Bom, acariciando rosas vermelhas, personalizadas
e distribuídas no acesso ao auditório,
estamos lá esperando Dr. Simião. Às nove
horas ele deve chegar acompanhado da mulher, D. Antônia, e ler a mensagem sobre
o Dia Internacional da Mulher. Depois será servido o café da manhã. Em seguida,
os funcionários – inclusive os homens –, terão o dia de folga. Nove horas em ponto
e nada de Dr. Simião. Às nove e dez chega um elegante e desconhecido casal e
acomoda-se na divisão elevada do auditório. Executivos de fora, imaginamos.

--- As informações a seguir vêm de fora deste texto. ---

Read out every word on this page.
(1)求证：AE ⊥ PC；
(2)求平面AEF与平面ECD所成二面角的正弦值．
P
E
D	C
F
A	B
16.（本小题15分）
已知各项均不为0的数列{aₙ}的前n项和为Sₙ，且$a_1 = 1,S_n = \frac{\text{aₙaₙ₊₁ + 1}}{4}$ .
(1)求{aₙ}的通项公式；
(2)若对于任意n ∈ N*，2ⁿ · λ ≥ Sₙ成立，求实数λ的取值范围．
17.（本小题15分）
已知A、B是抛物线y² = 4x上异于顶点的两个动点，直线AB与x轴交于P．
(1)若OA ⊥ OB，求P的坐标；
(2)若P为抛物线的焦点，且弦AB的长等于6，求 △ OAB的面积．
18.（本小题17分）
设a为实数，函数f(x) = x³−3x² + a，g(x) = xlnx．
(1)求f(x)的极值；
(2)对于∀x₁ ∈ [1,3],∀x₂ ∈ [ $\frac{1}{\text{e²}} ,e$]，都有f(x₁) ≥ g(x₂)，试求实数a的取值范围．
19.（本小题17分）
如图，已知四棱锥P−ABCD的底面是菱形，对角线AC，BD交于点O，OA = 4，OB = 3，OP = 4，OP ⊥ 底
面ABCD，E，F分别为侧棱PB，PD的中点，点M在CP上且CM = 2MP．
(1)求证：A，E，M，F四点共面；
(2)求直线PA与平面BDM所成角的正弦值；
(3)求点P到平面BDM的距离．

Após minutos de aflitivo silêncio, o
homem pega o microfone, apresenta-se e confirma a minha percepção de surpresa: o
casal estava vindo do hospital. Dr. Simião sofrera uma queda no banheiro e
quebrara a perna. Estava sendo operado. Não podia, pois, prestigiar a nossa
festa. A mensagem de felicitações pelo Dia Internacional da Mulher seria lida
pela senhora ao lado, a Dra. Alexandra. Mas, mesmo na maca, Dr. Simião redigira
umas linhas e recomendara que o bilhete fosse lido por uma funcionária. Dito
isso, o senhor Getúlio me chama para ler o bilhetinho.
Tímida, relutei, mas os gritos de
“Clara, Clara, Clara” deram-me força e comecei a ler o escrito. Com certa
dificuldade, é verdade, pois o texto era uma garrancheira só:
“Queridas
amigas, não posso estar com vocês. Levei um tombo no banheiro. Estou no
hospital. Dra. Alexandra vai ler a minha mensagem de congratulações pelo dia de
vocês. Espero que tenham um dia de sorrisos. Divirtam-se. Nossa empresa tem um
sonho: alcançar a completa harmonia comportamental entre homem e mulher.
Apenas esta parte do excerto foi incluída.